Très occupés, surtout en période pré-électorale, leurs élus ont néanmoins répondu à l’invitation de café babel, pour exprimer leur vision sur des sujets européens brûlants : la Constitution, l’économie, la politique étrangère, l’immigration ou la question turque.

Chasseurs de voies pour leur partis « seniors » ou véritables témoins de la démocratie européenne en marche, les partis européens jeunes mènent une existence discrète mais très active. Constitués en bureaux politiques où se côtoient des élus nationaux de toute l’Europe, ils ont un avant-goût du rôle de membre du PE. Leurs élus, désignés en assemblée générale, jouent d’ailleurs fort bien ce rôle.

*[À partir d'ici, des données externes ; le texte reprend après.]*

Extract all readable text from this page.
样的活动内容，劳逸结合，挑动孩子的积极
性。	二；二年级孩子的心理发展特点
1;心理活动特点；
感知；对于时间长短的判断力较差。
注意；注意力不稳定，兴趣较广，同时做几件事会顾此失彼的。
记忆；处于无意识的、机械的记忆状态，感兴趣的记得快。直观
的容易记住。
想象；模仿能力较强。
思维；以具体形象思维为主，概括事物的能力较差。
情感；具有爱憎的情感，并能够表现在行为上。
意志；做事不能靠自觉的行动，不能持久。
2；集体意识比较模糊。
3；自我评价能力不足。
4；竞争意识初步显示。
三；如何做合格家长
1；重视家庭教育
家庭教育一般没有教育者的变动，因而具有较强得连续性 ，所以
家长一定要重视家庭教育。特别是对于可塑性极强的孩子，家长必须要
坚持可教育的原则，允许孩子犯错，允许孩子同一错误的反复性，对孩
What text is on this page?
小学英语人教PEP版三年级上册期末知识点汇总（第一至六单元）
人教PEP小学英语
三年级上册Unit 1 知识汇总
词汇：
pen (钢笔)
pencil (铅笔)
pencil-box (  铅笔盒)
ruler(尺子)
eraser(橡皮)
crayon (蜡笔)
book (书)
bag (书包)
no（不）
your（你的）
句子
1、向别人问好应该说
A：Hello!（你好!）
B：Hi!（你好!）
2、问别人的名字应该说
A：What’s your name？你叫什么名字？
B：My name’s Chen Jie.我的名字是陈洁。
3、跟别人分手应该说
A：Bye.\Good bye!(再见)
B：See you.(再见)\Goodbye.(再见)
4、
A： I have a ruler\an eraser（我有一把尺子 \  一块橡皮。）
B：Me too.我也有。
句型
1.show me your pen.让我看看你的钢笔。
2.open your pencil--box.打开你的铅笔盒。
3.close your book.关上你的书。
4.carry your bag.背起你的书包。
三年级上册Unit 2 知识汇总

Ce dossier fournit ainsi des outils d’appréciation d’un paysage politique européen souvent illisible. Arnt Kennis, Vice-Président d’YEPP, Ief Janssens, Vice-Président d’ECOSY, Aloys Rigaut, Trésorier de LYMEC et Jacopo Moccia, candidat de l’organisation belge écolo-j, proche de la FYEG, nous éclairent sur les positions de quatre des principales formations politiques européennes.

Ils tentent ici de nous convaincre que le débat peut-être européen. Pourvu qu’on le veuille. Une bonne raison d’aller voter.